[QUOTE=Taltarzac725;1139693]She should have said that he looked like he was getting ready to prey on people. I do not see any easy answers here but fewer guns accessible to the mentally ill would be some kind of a strategy. How you make these less accessible would vary from community-to-community. I would expect that more programs of various kinds in each community would help through the churches, libraries, YMCAs, YWCAs, schools, etc. Volunteer programs that emphasize more community involvement of people looking out for others. Make people with problems like this Colorado Springs man want to help others rather than hurt them. Add more gun safety programs as well. More involvement of the National Alliance on Mental Illness too so that people understand better about the problems involving those with various mental illnesses. Very few of the large number of people with some kind of recurring depression or more serious problems ever become violent.
https://www.nami.org/ https://www.nami.org/Learn-More/Info...cs-Fact-Sheets
Giving people a reason to hope would help.
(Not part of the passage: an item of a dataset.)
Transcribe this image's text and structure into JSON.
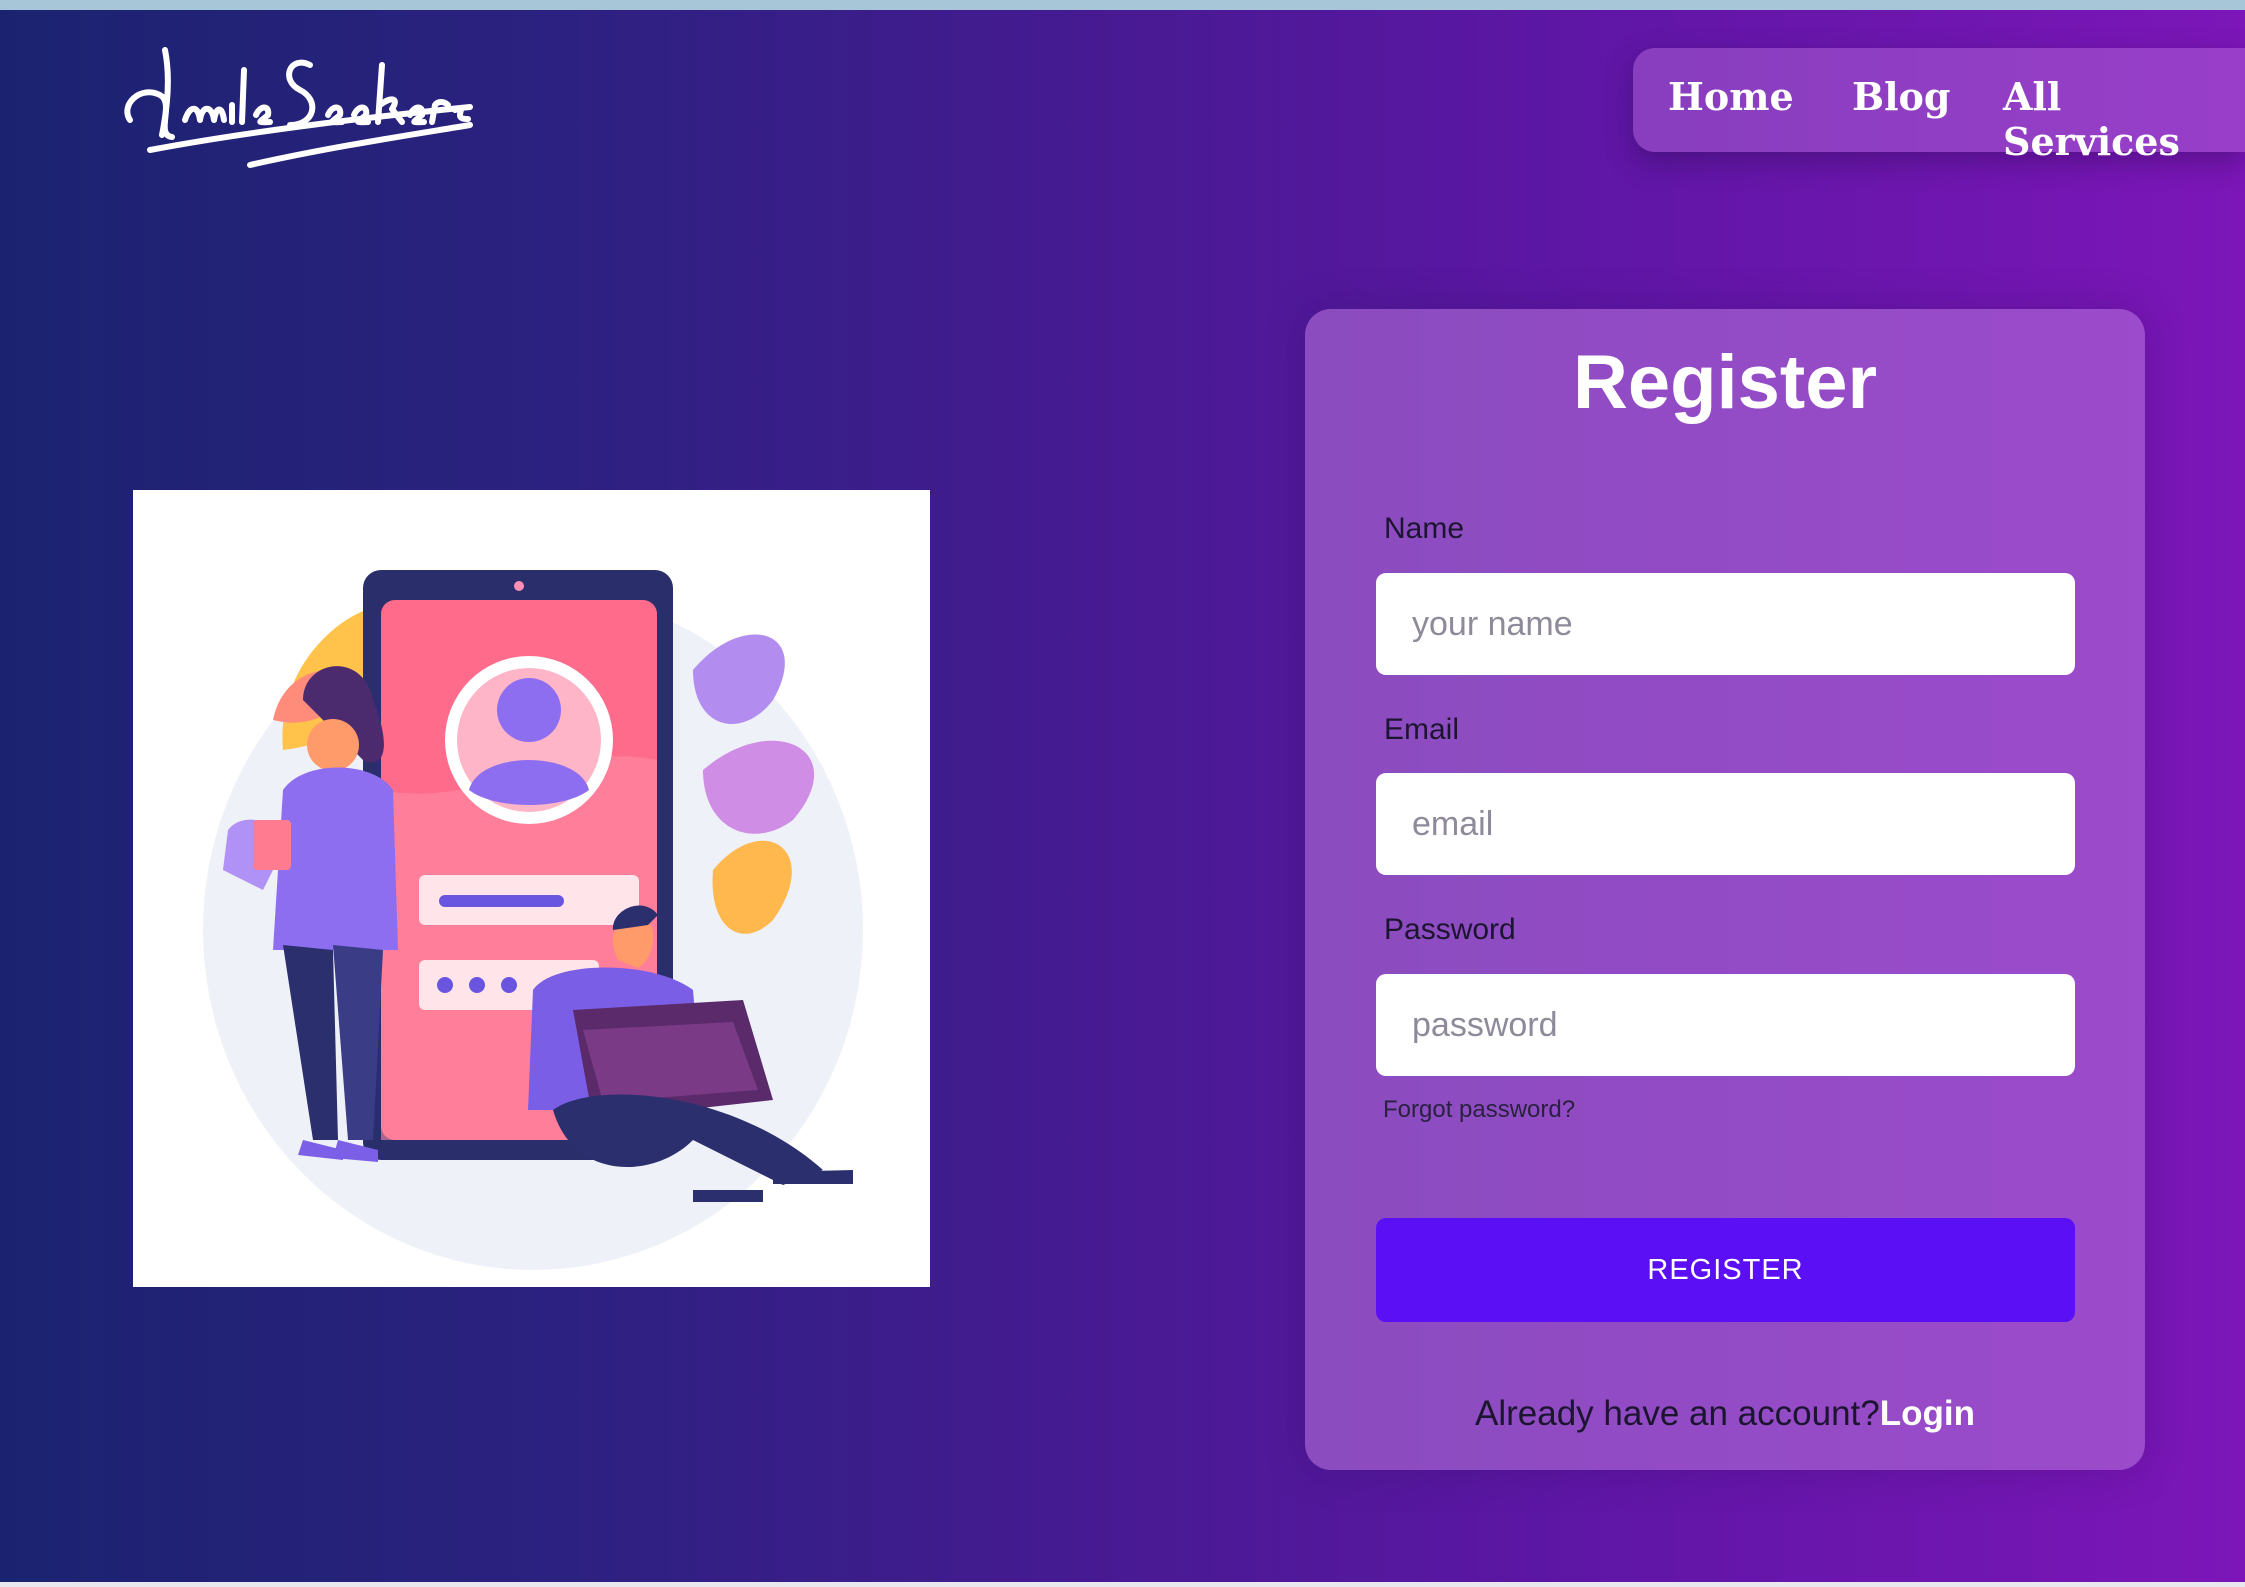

Why linking depression to violent crime could be a red herring | Shirley Reynolds | Comment is free | The Guardian
I do have a problem with the NRA in not helping to curb the flow of weapons onto the streets of the US. Some of these weapons do not belong anywhere but in some armory or in the hands of the police/National Guard/US Army. If there are fewer weapons of this sort out there, then the criminals too would have a harder time getting them as would people with murder on their minds.[/QUOTE]
Let's just lock up everyone. Then we know we got all the criminals off the streets.